Bastian is planning another massive trip at the end of 2023 to round out his footage, but he’s already got an impressive collection of locations. From the caravanserais of the Dasht-e Kavir, the architecture of Yazd, and the hottest place on Earth the Dasht-e Luht in Iran, to the festivals of the Rub al Khali in Saudi Arabia and the ancient cities of the Nefud desert in Jordan, Bastian shows the richness of the desert in a way few others can see.

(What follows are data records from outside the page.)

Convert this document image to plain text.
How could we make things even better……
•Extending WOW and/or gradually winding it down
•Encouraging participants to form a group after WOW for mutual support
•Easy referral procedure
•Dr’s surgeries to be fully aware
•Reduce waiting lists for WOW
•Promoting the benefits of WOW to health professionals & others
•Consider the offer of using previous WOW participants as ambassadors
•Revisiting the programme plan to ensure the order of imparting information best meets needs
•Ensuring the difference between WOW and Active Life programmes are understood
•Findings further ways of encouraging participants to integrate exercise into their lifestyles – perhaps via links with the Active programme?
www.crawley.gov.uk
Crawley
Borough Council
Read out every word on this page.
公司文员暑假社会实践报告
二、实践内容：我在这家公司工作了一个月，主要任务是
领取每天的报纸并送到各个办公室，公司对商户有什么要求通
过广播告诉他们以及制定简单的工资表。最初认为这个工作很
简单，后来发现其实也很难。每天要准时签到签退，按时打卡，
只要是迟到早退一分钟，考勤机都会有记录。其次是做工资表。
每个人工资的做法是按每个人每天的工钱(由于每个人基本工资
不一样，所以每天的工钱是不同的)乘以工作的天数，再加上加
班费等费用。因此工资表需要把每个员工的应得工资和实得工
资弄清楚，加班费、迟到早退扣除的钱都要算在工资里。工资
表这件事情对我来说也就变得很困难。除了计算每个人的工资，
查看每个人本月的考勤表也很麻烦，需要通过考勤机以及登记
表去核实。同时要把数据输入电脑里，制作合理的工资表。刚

There have been setbacks on the way to completing this documentary, including coronavirus lockdowns, political problems, and even a broken leg. Still, Bastian hopes to complete the project by 2024. He joined Amazing Aerial in part to have a supportive community as he works on the documentary. “I feel the same passion in Amazing Aerial [that I have], just for different topics,” he explains.

We hope that Bastian will get the opportunity to showcase his documentary. It tells a valuable story, and from his paramotor, he has a perspective few others can share.